Couper la queue d’un chat. Oser faire ça.

 

Mais quel désespoir, quels abîmes d’ignorance peuvent mener à cette extrémité?

 

Cher Chartreux, jouons, puisque devant la cruauté humaine, les duretés de la vie, il faut tout de même jouer, c’est crucial.

 

Il n’y a d’ailleurs rien à y faire, t’es bel et bien un chat. Un gros chat, tu me l’as toi-même dit un jour, et tu t’es esclaffé.

 

Je t’appelle? Tu m’écoutes babiller, tu bâilles placidement, et tu ne viens pas.

 

Ou alors si, tu viens. Mais juste deux-trois minutes.

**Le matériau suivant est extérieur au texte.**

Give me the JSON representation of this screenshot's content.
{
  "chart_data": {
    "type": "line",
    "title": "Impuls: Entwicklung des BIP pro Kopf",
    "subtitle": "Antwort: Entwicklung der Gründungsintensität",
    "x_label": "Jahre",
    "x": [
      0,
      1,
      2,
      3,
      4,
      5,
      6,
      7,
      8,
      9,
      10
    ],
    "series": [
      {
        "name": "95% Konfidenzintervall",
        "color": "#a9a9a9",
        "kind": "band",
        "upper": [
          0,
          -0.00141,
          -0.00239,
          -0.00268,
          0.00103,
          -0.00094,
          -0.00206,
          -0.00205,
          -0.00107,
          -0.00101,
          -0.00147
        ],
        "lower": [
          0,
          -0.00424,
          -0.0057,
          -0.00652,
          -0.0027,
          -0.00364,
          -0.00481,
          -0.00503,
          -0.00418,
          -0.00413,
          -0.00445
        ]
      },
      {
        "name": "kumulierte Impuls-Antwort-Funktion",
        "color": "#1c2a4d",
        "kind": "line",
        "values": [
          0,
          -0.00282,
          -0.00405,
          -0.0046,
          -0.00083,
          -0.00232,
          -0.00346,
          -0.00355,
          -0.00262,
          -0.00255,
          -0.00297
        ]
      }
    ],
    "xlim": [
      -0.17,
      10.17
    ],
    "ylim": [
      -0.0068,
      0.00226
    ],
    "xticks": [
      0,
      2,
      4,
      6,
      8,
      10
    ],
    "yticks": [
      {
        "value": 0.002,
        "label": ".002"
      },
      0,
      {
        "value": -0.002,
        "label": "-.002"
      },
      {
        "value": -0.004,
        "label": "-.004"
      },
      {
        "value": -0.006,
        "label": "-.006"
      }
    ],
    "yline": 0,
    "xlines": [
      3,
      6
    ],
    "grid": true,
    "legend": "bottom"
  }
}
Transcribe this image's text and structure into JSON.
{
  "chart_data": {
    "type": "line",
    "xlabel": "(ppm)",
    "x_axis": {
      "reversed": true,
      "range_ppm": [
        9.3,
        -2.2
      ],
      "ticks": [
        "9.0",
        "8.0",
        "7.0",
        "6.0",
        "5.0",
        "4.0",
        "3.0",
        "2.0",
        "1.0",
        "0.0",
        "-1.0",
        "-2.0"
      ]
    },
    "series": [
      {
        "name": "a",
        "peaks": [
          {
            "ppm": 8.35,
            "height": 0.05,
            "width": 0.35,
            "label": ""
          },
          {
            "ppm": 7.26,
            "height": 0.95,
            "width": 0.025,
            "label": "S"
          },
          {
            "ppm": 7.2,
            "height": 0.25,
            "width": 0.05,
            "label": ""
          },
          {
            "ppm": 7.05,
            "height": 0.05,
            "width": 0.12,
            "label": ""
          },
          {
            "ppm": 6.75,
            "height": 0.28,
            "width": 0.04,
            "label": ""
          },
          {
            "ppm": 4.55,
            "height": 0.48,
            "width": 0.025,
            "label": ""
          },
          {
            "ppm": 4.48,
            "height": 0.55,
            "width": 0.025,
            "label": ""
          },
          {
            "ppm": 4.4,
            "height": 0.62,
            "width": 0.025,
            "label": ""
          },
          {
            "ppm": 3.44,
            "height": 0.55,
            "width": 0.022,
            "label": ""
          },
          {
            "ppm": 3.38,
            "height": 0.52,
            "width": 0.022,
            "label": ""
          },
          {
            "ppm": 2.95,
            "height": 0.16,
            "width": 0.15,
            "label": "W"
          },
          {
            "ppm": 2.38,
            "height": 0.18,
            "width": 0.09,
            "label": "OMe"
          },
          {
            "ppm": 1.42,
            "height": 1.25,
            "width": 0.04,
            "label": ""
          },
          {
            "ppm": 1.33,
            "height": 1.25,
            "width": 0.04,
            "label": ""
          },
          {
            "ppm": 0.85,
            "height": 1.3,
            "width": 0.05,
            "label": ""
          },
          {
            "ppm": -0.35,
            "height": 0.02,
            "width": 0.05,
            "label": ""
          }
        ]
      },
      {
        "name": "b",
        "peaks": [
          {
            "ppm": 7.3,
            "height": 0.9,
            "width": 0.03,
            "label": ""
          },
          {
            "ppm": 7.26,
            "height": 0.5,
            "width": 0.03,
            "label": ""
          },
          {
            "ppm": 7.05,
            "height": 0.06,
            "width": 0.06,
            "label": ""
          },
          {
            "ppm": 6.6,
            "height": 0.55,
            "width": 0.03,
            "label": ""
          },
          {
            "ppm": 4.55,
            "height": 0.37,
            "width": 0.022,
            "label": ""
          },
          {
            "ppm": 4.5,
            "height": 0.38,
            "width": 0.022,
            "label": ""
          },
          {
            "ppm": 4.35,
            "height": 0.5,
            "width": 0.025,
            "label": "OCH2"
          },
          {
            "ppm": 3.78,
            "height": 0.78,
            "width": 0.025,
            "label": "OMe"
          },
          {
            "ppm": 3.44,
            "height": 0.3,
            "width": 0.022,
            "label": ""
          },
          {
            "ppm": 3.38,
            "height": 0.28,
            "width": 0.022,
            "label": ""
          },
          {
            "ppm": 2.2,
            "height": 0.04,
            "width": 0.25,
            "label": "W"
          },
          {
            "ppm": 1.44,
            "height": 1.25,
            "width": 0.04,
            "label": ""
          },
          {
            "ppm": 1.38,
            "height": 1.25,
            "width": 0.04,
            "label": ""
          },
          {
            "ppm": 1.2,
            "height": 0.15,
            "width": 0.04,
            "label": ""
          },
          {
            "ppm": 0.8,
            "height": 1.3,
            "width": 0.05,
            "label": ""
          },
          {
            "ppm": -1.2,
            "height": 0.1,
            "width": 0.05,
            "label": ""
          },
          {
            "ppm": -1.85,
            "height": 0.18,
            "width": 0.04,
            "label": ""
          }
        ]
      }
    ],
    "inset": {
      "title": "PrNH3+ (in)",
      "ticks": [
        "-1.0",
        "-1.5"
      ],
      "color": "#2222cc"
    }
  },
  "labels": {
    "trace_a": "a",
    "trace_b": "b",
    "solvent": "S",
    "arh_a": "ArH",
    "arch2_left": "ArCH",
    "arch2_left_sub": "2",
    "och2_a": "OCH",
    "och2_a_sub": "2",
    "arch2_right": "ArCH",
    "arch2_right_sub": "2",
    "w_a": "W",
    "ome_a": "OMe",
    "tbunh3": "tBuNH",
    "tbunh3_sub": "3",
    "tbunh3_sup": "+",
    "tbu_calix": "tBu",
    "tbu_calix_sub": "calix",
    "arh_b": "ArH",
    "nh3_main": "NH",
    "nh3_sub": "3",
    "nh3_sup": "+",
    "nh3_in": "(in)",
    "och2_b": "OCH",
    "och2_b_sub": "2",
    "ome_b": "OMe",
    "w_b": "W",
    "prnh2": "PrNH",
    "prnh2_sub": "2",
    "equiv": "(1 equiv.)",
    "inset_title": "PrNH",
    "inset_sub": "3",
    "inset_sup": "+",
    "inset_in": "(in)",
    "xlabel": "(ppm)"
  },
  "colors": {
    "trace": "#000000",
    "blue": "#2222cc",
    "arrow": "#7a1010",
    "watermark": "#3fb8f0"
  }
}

Tu fais un petit tour dans mon salon, tu miaules deux spirituels miaous, tu fais patte de velours trois secondes, et tu t’en vas prestement, vite fait, bien fait pour toi, la fille à chats.

 

Tu débarques comme une bourrasque, en revanche, tel un chat entré dans son quart d’heure de folie, quand je m’y attends le moins, que je n’y suis pas préparée, que je ne suis pas apprêtée, que la vaisselle n’a pas été faite, les toilettes, pas récurées, qu’une lime à ongles vert fluo traîne bizarrement sur le canapé, qu’il y a bien d’autres petites zones d’un inavouable bordel, et, pire encore, alors que je suis pompette, bien peu maîtresse de moi-même…

 

Mon cher Chartreux, tu as raison de rire de mes insanités.

 

Ris, aussi, de tous les surnoms secrets dont je t’ai affublé, que je ne dévoilerai jamais ici – car il y en a d’autres, et ma foi, je ne suis pas peu fière de moi, ils sont pas mal trouvés.

 

Trace, même si la vie est dure. En souplesse. Et en solitaire, puisque tu es un gros Chartreux.

 

Reste indifférent aux autres, ces si peu félins, qui se traînent, empêtrés dans leurs laides cruautés et leurs petites médiocrités… Tu le fais d’ailleurs très bien, déjà.